India’s urea production capacity has been been significantly impacted due to the ongoing war in the Gulf region, making the current situation “very vulnerable”, according to a report by The Economic Times citing a government official.
Natural gas is a key component used in the production of urea. Since India is dependent on the war-torn region for a majority of its gas supply, the country’s urea production capacity has been affected ahead of the crucial kharif sowing season.
However, the government is diversifying its sources to minimise the impact.
April and May are crucial for stocking ahead of crop cycles. Officials consider these months relatively lean for farm activity, which will allow time to bridge supply gaps through imports.

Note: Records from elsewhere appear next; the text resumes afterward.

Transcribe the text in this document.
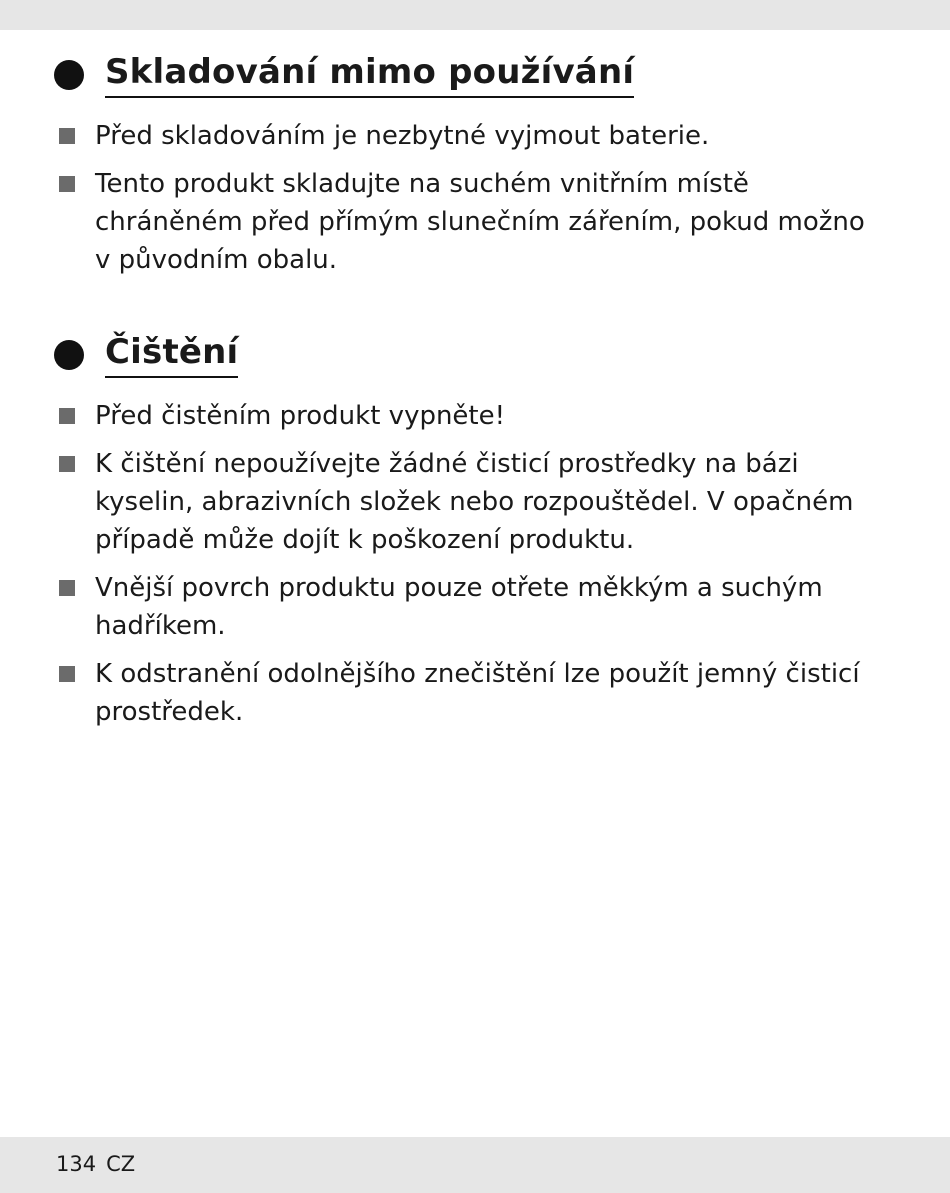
Skladování mimo používání
Před skladováním je nezbytné vyjmout baterie.
Tento produkt skladujte na suchém vnitřním místě chráněném před přímým slunečním zářením, pokud možno v původním obalu.
Čištění
Před čistěním produkt vypněte!
K čištění nepoužívejte žádné čisticí prostředky na bázi kyselin, abrazivních složek nebo rozpouštědel. V opačném případě může dojít k poškození produktu.
Vnější povrch produktu pouze otřete měkkým a suchým hadříkem.
K odstranění odolnějšího znečištění lze použít jemný čisticí prostředek.
134 CZ
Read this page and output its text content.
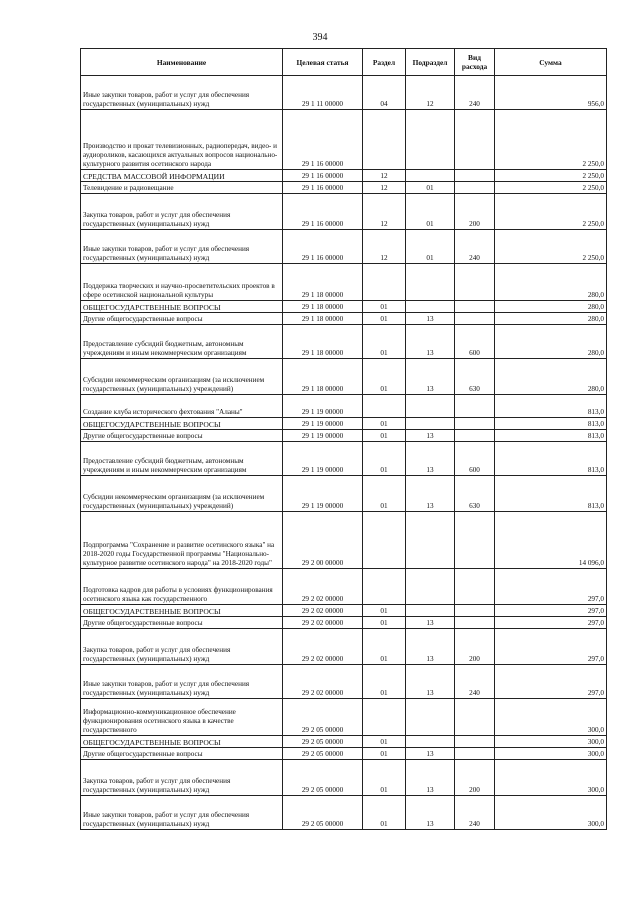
394
Наименование	Целевая статья	Раздел	Подраздел	Вид расхода	Сумма
Иные закупки товаров, работ и услуг для обеспечения государственных (муниципальных) нужд	29 1 11 00000	04	12	240	956,0
Производство и прокат телевизионных, радиопередач, видео- и аудиороликов, касающихся актуальных вопросов национально-культурного развития осетинского народа	29 1 16 00000				2 250,0
СРЕДСТВА МАССОВОЙ ИНФОРМАЦИИ	29 1 16 00000	12			2 250,0
Телевидение и радиовещание	29 1 16 00000	12	01		2 250,0
Закупка товаров, работ и услуг для обеспечения государственных (муниципальных) нужд	29 1 16 00000	12	01	200	2 250,0
Иные закупки товаров, работ и услуг для обеспечения государственных (муниципальных) нужд	29 1 16 00000	12	01	240	2 250,0
Поддержка творческих и научно-просветительских проектов в сфере осетинской национальной культуры	29 1 18 00000				280,0
ОБЩЕГОСУДАРСТВЕННЫЕ ВОПРОСЫ	29 1 18 00000	01			280,0
Другие общегосударственные вопросы	29 1 18 00000	01	13		280,0
Предоставление субсидий бюджетным, автономным учреждениям и иным некоммерческим организациям	29 1 18 00000	01	13	600	280,0
Субсидии некоммерческим организациям (за исключением государственных (муниципальных) учреждений)	29 1 18 00000	01	13	630	280,0
Создание клуба исторического фехтования "Аланы"	29 1 19 00000				813,0
ОБЩЕГОСУДАРСТВЕННЫЕ ВОПРОСЫ	29 1 19 00000	01			813,0
Другие общегосударственные вопросы	29 1 19 00000	01	13		813,0
Предоставление субсидий бюджетным, автономным учреждениям и иным некоммерческим организациям	29 1 19 00000	01	13	600	813,0
Субсидии некоммерческим организациям (за исключением государственных (муниципальных) учреждений)	29 1 19 00000	01	13	630	813,0
Подпрограмма "Сохранение и развитие осетинского языка" на 2018-2020 годы Государственной программы "Национально-культурное развитие осетинского народа" на 2018-2020 годы"	29 2 00 00000				14 096,0
Подготовка кадров для работы в условиях функционирования осетинского языка как государственного	29 2 02 00000				297,0
ОБЩЕГОСУДАРСТВЕННЫЕ ВОПРОСЫ	29 2 02 00000	01			297,0
Другие общегосударственные вопросы	29 2 02 00000	01	13		297,0
Закупка товаров, работ и услуг для обеспечения государственных (муниципальных) нужд	29 2 02 00000	01	13	200	297,0
Иные закупки товаров, работ и услуг для обеспечения государственных (муниципальных) нужд	29 2 02 00000	01	13	240	297,0
Информационно-коммуникационное обеспечение функционирования осетинского языка в качестве государственного	29 2 05 00000				300,0
ОБЩЕГОСУДАРСТВЕННЫЕ ВОПРОСЫ	29 2 05 00000	01			300,0
Другие общегосударственные вопросы	29 2 05 00000	01	13		300,0
Закупка товаров, работ и услуг для обеспечения государственных (муниципальных) нужд	29 2 05 00000	01	13	200	300,0
Иные закупки товаров, работ и услуг для обеспечения государственных (муниципальных) нужд	29 2 05 00000	01	13	240	300,0
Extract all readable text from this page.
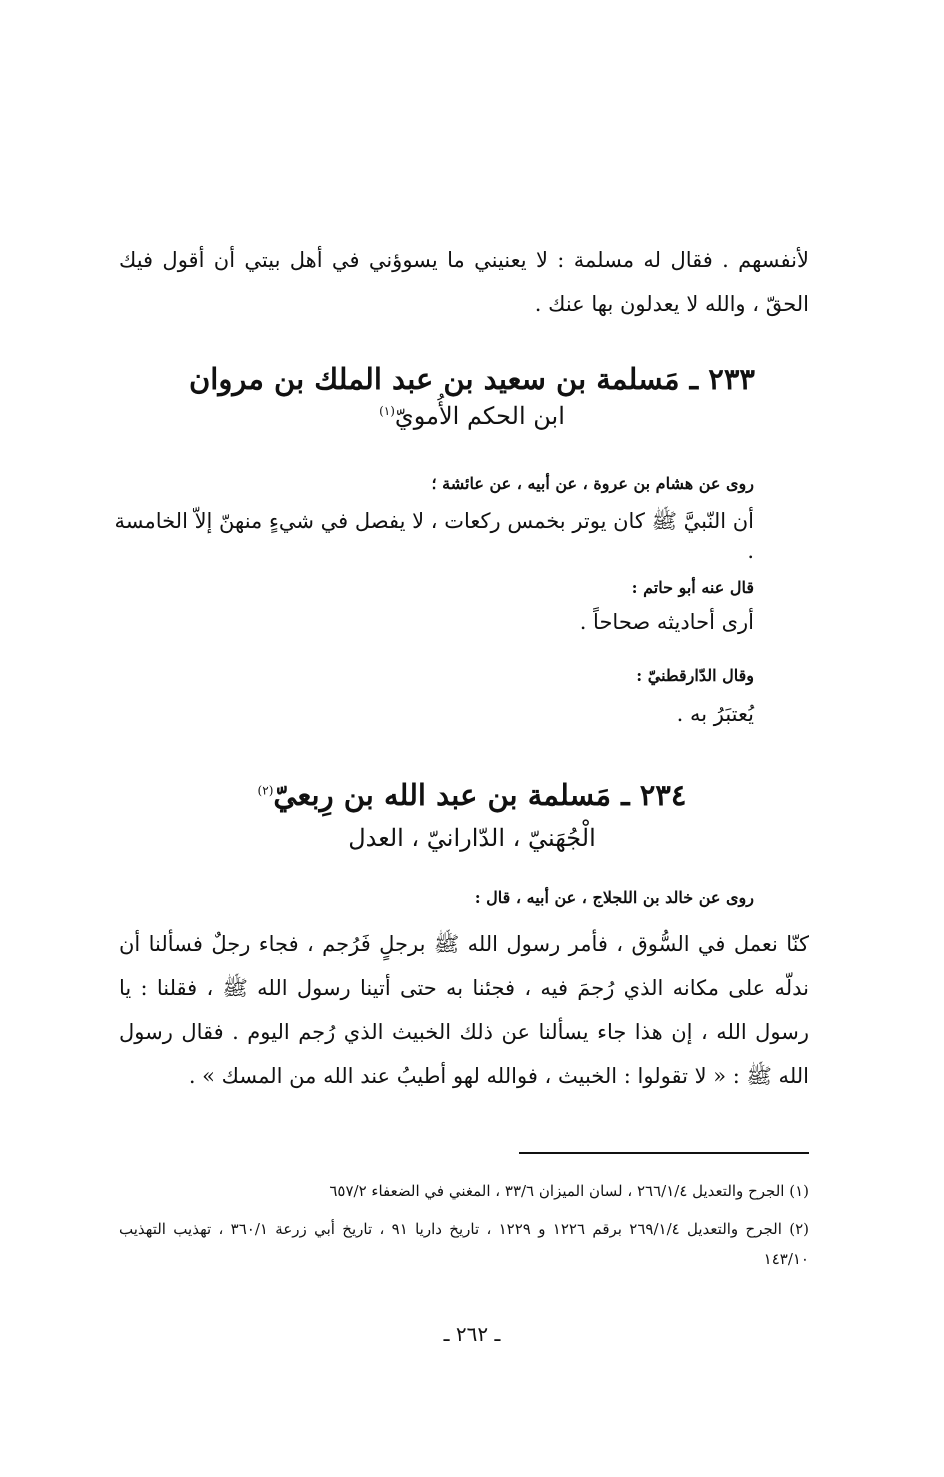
لأنفسهم . فقال له مسلمة : لا يعنيني ما يسوؤني في أهل بيتي أن أقول فيك الحقّ ، والله لا يعدلون بها عنك .

٢٣٣ ـ مَسلمة بن سعيد بن عبد الملك بن مروان
ابن الحكم الأُمويّ$^{(١)}$
روى عن هشام بن عروة ، عن أبيه ، عن عائشة ؛
أن النّبيَّ ﷺ كان يوتر بخمس ركعات ، لا يفصل في شيءٍ منهنّ إلاّ الخامسة .
قال عنه أبو حاتم :
أرى أحاديثه صحاحاً .
وقال الدّارقطنيّ :
يُعتبَرُ به .
٢٣٤ ـ مَسلمة بن عبد الله بن رِبعيّ$^{(٢)}$
الْجُهَنيّ ، الدّارانيّ ، العدل
روى عن خالد بن اللجلاج ، عن أبيه ، قال :

كنّا نعمل في السُّوق ، فأمر رسول الله ﷺ برجلٍ فَرُجم ، فجاء رجلٌ فسألنا أن ندلّه على مكانه الذي رُجمَ فيه ، فجئنا به حتى أتينا رسول الله ﷺ ، فقلنا : يا رسول الله ، إن هذا جاء يسألنا عن ذلك الخبيث الذي رُجم اليوم . فقال رسول الله ﷺ : « لا تقولوا : الخبيث ، فوالله لهو أطيبُ عند الله من المسك » .

(١) الجرح والتعديل ٢٦٦/١/٤ ، لسان الميزان ٣٣/٦ ، المغني في الضعفاء ٦٥٧/٢
(٢) الجرح والتعديل ٢٦٩/١/٤ برقم ١٢٢٦ و ١٢٢٩ ، تاريخ داريا ٩١ ، تاريخ أبي زرعة ٣٦٠/١ ، تهذيب التهذيب ١٤٣/١٠
ـ ٢٦٢ ـ
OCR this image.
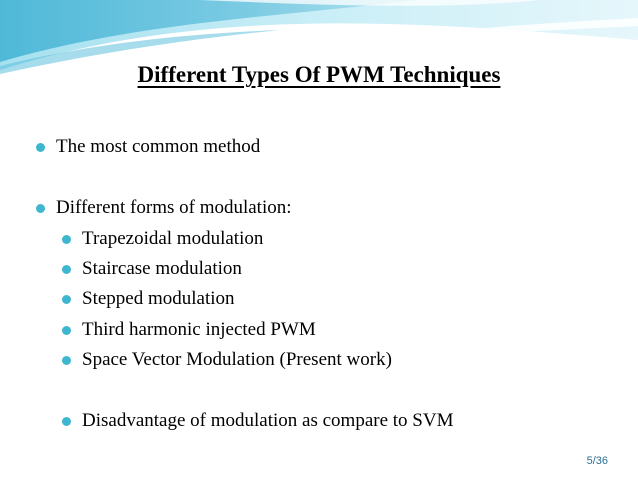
Different Types Of PWM Techniques
The most common method
Different forms of modulation:
Trapezoidal modulation
Staircase modulation
Stepped modulation
Third harmonic injected PWM
Space Vector Modulation (Present work)
Disadvantage of modulation as compare to SVM
5/36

“We have lined up multiple imports for these months,” the report cited Aparna S. Sharma, Joint Secretary in the Department of Fertilizers, as saying.
The government has directed state administrations to check panic buying or hoarding so that the situation remains stable amid the crisis.
“Government is taking proactive measures to diversify sourcing of fertilisers from countries like Russia, Morocco, Australia, Indonesia, Malaysia, Jordan, Canada, Algeria, and Egypt,” Sharma added.
Moreover, the government is pushing states to promote alternative fertilisers such as ammonium sulphate and triple super phosphate to ease pressure on urea demand.
The tactic is in line with the government’s approach of promoting alternate sources amid the war. It has allowed distribution of kerosene under the Public Distribution System (PDS) and through select retail outlets of state-owned oil marketing companies.
On the fuel front, Sharma said that the country has an adequate quantity of petrol and diesel to meet its energy needs.
To ease pressure on cooking fuel supplies, allocation of commercial LPG has been increased to 70 percent.
In addition, around 2.6 lakh 5-kg free trade LPG (FTL) cylinders have been sold over the past week under the Ujjwala scheme, primarily to support migrant workers.